Salah satu aspek penting dalam kajian pengelolaan sumber daya perikanan adalah pelaku-pelaku yang terlibat dalam proses pengelolaan tersebut, yaitu pemerintah (Government Based Management), masyarakat (Community Based Management) atau kerjasama diantara keduanya (Co-Management) (Satria, 2002). Menurut Nikijuluw (2002) Co-Management adalah pembagian atau pendistribusian tanggung jawab dan wewenang antara pemerintah dan masyarakat lokal dalam mengelola sumberdaya perikanan. Tujuan utama Co-Management adalah pengelolaan perikanan yang lebih tepat, lebih efisien serta lebih adil dan merata. Sementara tujuan sekundernya adalah (1) mewujudkan pembangunan berbasis masyarakat (2) mewujudkan proses pengambilan keputusan secara desentralisasi sehingga dapat memberikan hasil yang lebih efektif, dan (3) mekanisme untuk mencapai visi dan tujuan nelayan lokal serta mengurangi konflik antar nelayan melalui proses demokrasi pertisipatif.

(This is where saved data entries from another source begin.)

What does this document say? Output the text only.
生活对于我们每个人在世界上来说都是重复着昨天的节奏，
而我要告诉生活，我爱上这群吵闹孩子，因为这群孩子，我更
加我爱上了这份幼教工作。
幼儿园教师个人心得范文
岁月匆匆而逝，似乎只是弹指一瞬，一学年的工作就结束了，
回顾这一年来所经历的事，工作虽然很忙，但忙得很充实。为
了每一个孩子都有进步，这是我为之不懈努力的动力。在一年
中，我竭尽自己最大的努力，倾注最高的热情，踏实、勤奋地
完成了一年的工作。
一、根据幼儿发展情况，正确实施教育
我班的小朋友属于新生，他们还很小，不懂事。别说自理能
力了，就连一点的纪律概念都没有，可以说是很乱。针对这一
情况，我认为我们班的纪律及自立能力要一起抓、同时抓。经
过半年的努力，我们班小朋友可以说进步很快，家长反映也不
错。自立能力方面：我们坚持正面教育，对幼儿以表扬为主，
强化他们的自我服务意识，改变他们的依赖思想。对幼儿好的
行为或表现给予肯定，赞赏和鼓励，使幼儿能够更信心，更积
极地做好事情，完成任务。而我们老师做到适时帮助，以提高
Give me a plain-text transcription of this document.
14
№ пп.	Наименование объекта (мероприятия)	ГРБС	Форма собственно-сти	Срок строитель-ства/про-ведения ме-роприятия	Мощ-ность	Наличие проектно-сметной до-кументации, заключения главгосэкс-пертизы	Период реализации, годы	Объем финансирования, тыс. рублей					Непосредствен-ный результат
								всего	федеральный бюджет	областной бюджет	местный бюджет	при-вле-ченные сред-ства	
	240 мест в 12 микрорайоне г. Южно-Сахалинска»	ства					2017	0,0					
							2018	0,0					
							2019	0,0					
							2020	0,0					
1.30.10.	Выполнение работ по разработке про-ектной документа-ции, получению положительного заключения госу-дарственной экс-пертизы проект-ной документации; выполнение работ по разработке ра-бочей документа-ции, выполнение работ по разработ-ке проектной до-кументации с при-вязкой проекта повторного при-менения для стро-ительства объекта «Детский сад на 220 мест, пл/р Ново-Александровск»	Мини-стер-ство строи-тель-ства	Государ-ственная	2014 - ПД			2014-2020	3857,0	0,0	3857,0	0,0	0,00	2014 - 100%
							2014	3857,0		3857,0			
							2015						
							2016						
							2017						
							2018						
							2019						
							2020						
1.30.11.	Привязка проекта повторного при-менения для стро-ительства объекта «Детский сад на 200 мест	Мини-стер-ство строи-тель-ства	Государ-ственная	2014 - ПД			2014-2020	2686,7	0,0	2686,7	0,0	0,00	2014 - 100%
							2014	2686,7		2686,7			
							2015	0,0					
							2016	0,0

Dengan mempertimbangkan kondisi dan dukungan perintah yang ada maka model pengelolaan partisipatif seperti yang dirumuskan di atas merupakan model pengelolaan yang sesuai untuk diaplikasikan di perairan Selat Alas, Nusa Tenggara Barat. Model (pola) yang diformulasikan ini dapat pula diaplikasikan di wilayah lain yang memiliki karakter yang sama dengan karakter yang ada di wilayah penelitian ini.